Au vu de la situation énergétique actuelle et du déficit énergétique dépassant les 50%, la Tunisie n’a d’autre choix que d’accélérer le rythme des projets de production d’électricité basée sur les énergies renouvelables, selon le directeur général de l’électricité et de la transition énergétique au ministère de l’Industrie, Belhassen Chiboub.
Dans un entretien accordé à African Manager, il a indiqué que la Tunisie cherche à installer r 5.000 mégawatts d’ici 2030, ce qui nécessite la réalisation de grands projets de production d’électricité et de petits projets pour étoffer le savoir-faire tunisien et le commercialiser au niveau africain.
Le ministère de l’Industrie, des mines et de l’énergie a développé un programme de production d’électricité à partir d’énergies renouvelables qui comprend 3 systèmes, le système d’autoproduction, le système des autorisations et le système des concessions, soulignant que les différents projets d’énergie renouvelable permettront de réduire le niveau du coût de production d’électricité de 100 millimes par kilowattheure, soit environ 200 000 dinars par an.
Nouveaux projets
Selon le responsable, 50 approbations préliminaires ont été émises pour la mise en place de projets d’énergie renouvelable dans le cadre du système d’autorisation, et 20% ont été réalisées, notant que le nombre de centrales électriques basées sur des énergies renouvelables d’une puissance de 1 mégawatt est estimé à une trentaine.
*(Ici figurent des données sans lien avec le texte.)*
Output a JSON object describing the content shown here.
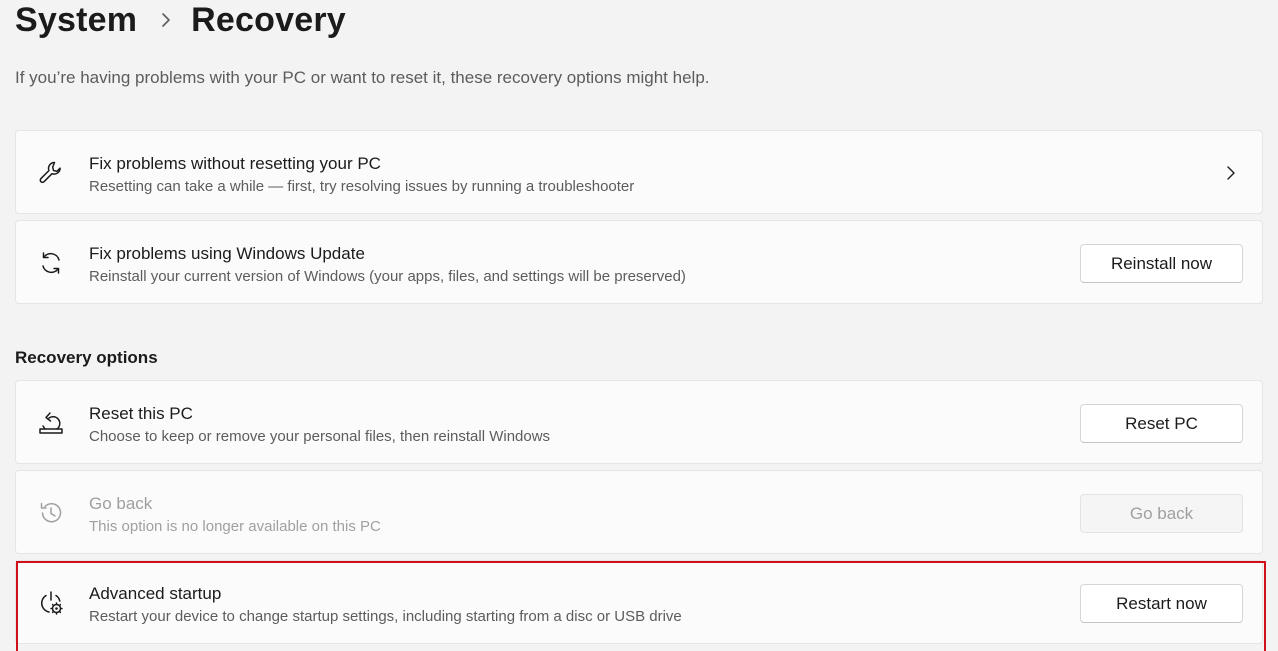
{
  "breadcrumb": {
    "parent": "System",
    "current": "Recovery"
  },
  "subtitle": "If you’re having problems with your PC or want to reset it, these recovery options might help.",
  "cards": [
    {
      "title": "Fix problems without resetting your PC",
      "description": "Resetting can take a while — first, try resolving issues by running a troubleshooter",
      "icon": "wrench-icon",
      "action": "chevron-right-icon"
    },
    {
      "title": "Fix problems using Windows Update",
      "description": "Reinstall your current version of Windows (your apps, files, and settings will be preserved)",
      "icon": "sync-icon",
      "button": "Reinstall now"
    }
  ],
  "recovery_options": {
    "heading": "Recovery options",
    "items": [
      {
        "title": "Reset this PC",
        "description": "Choose to keep or remove your personal files, then reinstall Windows",
        "icon": "reset-pc-icon",
        "button": "Reset PC",
        "enabled": true
      },
      {
        "title": "Go back",
        "description": "This option is no longer available on this PC",
        "icon": "history-icon",
        "button": "Go back",
        "enabled": false
      },
      {
        "title": "Advanced startup",
        "description": "Restart your device to change startup settings, including starting from a disc or USB drive",
        "icon": "power-gear-icon",
        "button": "Restart now",
        "enabled": true,
        "highlighted": true
      }
    ]
  },
  "colors": {
    "background": "#f3f3f3",
    "card": "#fbfbfb",
    "highlight": "#d10f1a",
    "disabled_text": "#a0a0a0"
  }
}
Il a, en outre, souligné que les appels d’offres portent actuellement à 1.700 mégawatts, dont une partie sera lancée courant avril 2024, dont l’attribution d’un appel d’offres de 500 mégawatts et 100 mégawatts en délégation simplifiée de la ville de Kairouan, en plus de deux projets d’une capacité de 50 mégawatts à Tozeur et Sidi Bouzid qui sont en cours d’achèvement, et il est prévu que le bouclage financier du projet intervienne courant mai 2024.
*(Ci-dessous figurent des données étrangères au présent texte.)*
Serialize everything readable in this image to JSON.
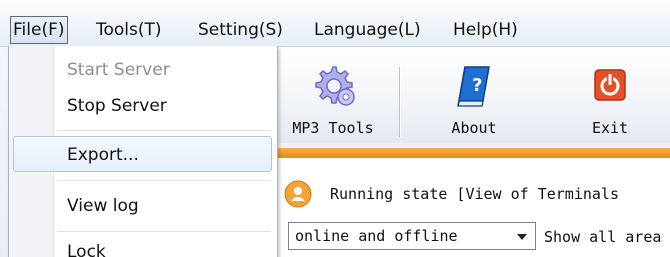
{
  "menubar": {
    "items": [
      {
        "label": "File(F)",
        "active": true
      },
      {
        "label": "Tools(T)"
      },
      {
        "label": "Setting(S)"
      },
      {
        "label": "Language(L)"
      },
      {
        "label": "Help(H)"
      }
    ]
  },
  "file_menu": {
    "items": [
      {
        "label": "Start Server",
        "enabled": false
      },
      {
        "label": "Stop Server",
        "enabled": true
      },
      {
        "label": "Export...",
        "enabled": true,
        "highlighted": true
      },
      {
        "label": "View log",
        "enabled": true
      },
      {
        "label": "Lock",
        "enabled": true
      }
    ]
  },
  "toolbar": {
    "tools": [
      {
        "label": "MP3 Tools",
        "icon": "gears-icon"
      },
      {
        "label": "About",
        "icon": "help-book-icon"
      },
      {
        "label": "Exit",
        "icon": "power-icon"
      }
    ]
  },
  "colors": {
    "accent_orange": "#e98c15",
    "exit_red": "#e2512a",
    "book_blue": "#1f6fd1",
    "gear_lilac": "#a9a6e6"
  },
  "content": {
    "status_text": "Running state [View of Terminals",
    "filter_select_value": "online and offline",
    "show_all_text": "Show all area"
  }
}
Dans le cadre de la facilitation de la mise en œuvre des projets d’énergies renouvelables, le ministère de l’Industrie s’oriente vers l’approbation d’un ensemble de facilités, qui seront annoncées en avril prochain, telles que la fixation du prix de vente d’un kilowatt à la Société tunisienne d’électricité à un prix compris entre 210 et 220 millimes, dans le cadre du système d’autorisation, à condition que les dossiers soumis soient effectivement réalisables et que l’investisseur ait pu obtenir l’approbation initiale du financement par les banques et les licences nécessaires auprès des structures intervenantes.
Il a assuré que les projets d’énergie renouvelable programmés, qui sont en voie d’être achevés- de l’ordre de 2 200 mégawatts-, permettront de réduire le coût de l’approvisionnement en gaz naturel de 250 millions de dollars par an.
En réponse à une question concernant les appels des investisseurs à revoir la réglementation de la Douane, qui est considérée comme l’un des obstacles les plus importants auxquels sont confrontés les promoteurs de projets, Chiboub a déclaré que le ministère s’efforce d’établir une formule globale de profit pour l’investisseur et l’État, reconnaissant que la loi de finances s’oriente vers une augmentation de 30% des droits de douane.
A travers la mise en œuvre de projets d’énergies renouvelables, la Tunisie vise à améliorer l’indépendance énergétique, à diversifier le mix énergétique pour la production d’électricité, à réduire le coût des subventions allouées au secteur de l’énergie, à développer une économie verte et à contribuer à l’effort mondial de réduction des émissions de gaz.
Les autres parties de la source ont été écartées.